理系の論理的な思考力や
知識が必要とされる時代

 総務省の「科学技術研究調査報告」によると、日本の女性研究者数は14.0%(2012年3月末時点)と先進国中では最低水準。ちなみに米国では34.3%、1位のラトビアは52.4%と過半数を超えている(「平成24年度版 男女共同参画白書」内閣府)。 

 時代の要請を受け、政府でも理工系女子の増加を後押しするため、女性研究者の育成に向けたさまざまな施策が行われている。政府の狙いは、理工系の職種で男女共同参画を進め、女性の研究者や技術者を増やし、技術開発の視点や発想を多様化すること。少子化が進む中、優秀な人材を確保することなどである。民間でも将来の理工系女子を支援するため、大学とコラボして、女子中高生に研究や技術開発の最前線に触れさせる催しを行ったり、若手女性研究員が中学や高校で「出前授業」を実施したりする企業が増えている。独自の奨励賞を創設し、博士課程で学ぶ女子学生を支援する企業もある。

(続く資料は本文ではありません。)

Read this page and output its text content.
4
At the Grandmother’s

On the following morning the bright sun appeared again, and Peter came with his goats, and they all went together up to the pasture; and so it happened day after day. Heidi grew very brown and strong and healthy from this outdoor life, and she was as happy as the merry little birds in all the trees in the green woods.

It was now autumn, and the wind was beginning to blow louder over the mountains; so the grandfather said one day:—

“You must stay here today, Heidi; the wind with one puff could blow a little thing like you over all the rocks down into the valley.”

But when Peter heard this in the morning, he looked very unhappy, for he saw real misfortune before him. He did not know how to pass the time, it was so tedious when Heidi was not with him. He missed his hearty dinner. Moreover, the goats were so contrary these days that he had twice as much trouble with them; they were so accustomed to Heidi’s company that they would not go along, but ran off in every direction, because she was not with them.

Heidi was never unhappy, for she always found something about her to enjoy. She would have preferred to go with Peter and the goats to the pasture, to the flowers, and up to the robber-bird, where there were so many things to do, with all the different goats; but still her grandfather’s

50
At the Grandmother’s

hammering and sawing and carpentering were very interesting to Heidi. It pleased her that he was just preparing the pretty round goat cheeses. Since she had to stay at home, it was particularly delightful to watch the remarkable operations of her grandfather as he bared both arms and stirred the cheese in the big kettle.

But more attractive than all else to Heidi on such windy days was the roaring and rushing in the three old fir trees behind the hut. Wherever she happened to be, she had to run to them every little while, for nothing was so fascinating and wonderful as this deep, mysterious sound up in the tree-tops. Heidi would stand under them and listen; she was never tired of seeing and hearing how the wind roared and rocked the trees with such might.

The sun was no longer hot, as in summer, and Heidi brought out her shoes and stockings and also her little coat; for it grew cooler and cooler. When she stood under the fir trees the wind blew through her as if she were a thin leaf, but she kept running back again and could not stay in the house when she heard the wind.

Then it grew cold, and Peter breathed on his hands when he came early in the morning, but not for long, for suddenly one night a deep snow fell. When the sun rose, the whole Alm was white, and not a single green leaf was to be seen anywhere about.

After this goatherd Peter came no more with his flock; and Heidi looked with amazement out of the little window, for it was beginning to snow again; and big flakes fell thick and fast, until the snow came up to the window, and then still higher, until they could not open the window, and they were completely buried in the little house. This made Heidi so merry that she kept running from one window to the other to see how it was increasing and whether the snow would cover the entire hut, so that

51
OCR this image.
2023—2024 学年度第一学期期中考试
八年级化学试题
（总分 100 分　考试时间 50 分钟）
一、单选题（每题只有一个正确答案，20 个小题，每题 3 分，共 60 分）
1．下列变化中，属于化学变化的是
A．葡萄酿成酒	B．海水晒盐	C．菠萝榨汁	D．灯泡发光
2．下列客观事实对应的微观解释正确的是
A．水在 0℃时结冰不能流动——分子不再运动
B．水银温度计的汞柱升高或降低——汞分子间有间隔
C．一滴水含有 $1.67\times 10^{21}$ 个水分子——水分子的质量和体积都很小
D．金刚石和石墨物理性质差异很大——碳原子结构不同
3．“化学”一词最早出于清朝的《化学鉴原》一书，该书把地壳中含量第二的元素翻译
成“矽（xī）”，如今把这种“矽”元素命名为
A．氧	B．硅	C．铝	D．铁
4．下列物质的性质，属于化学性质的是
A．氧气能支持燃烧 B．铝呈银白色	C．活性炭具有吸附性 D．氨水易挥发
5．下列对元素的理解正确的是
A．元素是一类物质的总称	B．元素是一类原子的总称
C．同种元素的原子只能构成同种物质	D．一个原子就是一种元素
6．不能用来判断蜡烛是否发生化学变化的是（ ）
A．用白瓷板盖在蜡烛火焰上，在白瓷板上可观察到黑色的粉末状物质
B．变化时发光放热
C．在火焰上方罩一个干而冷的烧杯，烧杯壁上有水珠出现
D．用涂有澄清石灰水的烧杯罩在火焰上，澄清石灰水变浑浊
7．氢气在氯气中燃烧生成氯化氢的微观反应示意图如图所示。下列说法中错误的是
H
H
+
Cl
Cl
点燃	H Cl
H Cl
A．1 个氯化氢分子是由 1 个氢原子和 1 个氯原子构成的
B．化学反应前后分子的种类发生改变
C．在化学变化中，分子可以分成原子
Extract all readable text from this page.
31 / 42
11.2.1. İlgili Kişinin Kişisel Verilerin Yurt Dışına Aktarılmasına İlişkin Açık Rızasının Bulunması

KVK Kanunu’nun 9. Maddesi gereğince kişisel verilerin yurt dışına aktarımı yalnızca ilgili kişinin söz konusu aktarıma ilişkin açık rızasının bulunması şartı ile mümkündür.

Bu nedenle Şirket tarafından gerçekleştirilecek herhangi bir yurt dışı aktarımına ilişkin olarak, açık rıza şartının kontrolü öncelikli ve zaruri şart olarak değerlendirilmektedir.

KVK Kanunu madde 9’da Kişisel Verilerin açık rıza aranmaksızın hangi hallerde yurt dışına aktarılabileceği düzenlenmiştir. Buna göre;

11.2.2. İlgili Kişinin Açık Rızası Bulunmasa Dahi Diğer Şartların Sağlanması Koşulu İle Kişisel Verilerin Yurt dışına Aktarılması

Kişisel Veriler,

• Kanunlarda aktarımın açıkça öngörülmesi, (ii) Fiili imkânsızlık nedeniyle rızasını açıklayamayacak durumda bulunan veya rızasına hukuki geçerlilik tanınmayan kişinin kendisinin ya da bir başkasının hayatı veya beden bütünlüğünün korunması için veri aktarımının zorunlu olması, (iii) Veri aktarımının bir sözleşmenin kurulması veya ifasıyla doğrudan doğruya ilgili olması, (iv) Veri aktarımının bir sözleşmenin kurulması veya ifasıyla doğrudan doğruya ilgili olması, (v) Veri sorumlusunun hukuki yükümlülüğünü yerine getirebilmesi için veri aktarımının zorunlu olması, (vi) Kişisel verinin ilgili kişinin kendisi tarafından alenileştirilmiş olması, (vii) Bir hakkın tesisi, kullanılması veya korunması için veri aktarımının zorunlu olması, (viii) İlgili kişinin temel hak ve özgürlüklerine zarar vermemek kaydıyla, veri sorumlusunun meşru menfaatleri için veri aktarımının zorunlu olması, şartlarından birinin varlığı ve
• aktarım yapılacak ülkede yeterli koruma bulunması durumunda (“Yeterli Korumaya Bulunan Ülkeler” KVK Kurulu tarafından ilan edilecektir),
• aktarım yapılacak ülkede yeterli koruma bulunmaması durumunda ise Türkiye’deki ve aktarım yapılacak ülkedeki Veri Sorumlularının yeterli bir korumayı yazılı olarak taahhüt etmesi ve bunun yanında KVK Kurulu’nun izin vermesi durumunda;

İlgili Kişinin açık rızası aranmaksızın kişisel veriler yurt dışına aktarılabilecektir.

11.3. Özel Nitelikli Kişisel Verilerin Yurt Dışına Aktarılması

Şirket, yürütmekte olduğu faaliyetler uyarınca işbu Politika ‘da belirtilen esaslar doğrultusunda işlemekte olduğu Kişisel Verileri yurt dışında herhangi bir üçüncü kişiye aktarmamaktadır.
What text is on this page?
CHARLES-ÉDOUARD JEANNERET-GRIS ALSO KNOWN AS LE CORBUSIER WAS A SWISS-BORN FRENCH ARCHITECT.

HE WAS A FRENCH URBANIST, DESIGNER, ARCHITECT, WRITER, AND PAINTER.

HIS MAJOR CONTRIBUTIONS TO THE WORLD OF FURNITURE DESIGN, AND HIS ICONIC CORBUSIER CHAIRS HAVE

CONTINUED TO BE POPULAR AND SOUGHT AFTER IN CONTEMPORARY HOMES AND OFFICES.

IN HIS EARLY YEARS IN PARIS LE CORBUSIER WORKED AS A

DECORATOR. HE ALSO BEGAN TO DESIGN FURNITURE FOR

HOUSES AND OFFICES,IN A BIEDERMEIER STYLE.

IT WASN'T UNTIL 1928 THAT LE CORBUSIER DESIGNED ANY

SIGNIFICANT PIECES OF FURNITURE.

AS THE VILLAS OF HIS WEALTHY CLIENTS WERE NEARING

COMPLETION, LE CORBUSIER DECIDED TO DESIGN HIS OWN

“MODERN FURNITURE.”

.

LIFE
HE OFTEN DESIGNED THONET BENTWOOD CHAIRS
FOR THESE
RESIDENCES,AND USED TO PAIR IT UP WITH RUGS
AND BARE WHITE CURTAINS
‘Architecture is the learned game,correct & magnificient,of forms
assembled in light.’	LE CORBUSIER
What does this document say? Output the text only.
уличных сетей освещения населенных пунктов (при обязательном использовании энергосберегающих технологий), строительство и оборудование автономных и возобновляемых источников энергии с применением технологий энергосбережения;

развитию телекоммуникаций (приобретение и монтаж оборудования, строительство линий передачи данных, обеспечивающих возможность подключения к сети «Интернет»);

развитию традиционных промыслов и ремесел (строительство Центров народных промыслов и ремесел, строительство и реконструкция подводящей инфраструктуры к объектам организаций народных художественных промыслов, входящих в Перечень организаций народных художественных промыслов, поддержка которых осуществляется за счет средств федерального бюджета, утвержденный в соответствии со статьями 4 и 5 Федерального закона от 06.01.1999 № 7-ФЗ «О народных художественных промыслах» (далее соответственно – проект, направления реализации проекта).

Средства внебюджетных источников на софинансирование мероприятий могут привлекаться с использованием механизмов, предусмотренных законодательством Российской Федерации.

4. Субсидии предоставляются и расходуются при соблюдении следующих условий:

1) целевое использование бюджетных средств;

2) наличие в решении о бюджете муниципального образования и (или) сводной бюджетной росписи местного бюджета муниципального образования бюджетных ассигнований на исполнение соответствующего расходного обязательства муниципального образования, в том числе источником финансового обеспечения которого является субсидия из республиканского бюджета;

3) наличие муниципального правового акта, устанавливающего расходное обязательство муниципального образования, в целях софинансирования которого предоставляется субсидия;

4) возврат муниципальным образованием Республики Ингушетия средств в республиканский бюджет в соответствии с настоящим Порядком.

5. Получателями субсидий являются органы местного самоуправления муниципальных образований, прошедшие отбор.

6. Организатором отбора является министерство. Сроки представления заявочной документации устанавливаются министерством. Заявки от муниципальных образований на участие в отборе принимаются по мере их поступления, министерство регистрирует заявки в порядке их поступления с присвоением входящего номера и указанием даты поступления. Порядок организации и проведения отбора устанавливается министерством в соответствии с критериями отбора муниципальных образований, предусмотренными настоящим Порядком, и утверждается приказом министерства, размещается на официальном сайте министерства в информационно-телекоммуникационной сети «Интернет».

 では実際に理工系に進んだ女性たちは、自らの進路をどのように受け止めているのだろうか。文部科学省の「女性研究者支援モデル育成事業」を実施した、ある女子大の卒業生を対象にしたアンケート調査(06年度)によると、約80%が「理系を選択してよかった」と答えている。理由は「企業で男性と同等に仕事ができた」「論理的な思考力が人生において役立った」「ものづくりに携われた」などを挙げている。

「もはや理系であることは、結婚や子どもを持つことに特別な影響はなく、むしろ専門的な分野を持っているため、育児休暇を取っても復職を願う企業もあるほどです。また理系の進路には、研究などの技術職だけでなく、科学ジャーナリストや弁理士、サイエンスコミュニケーターなど、多種多様な活躍の場が広がっています」と小舘氏は指摘する。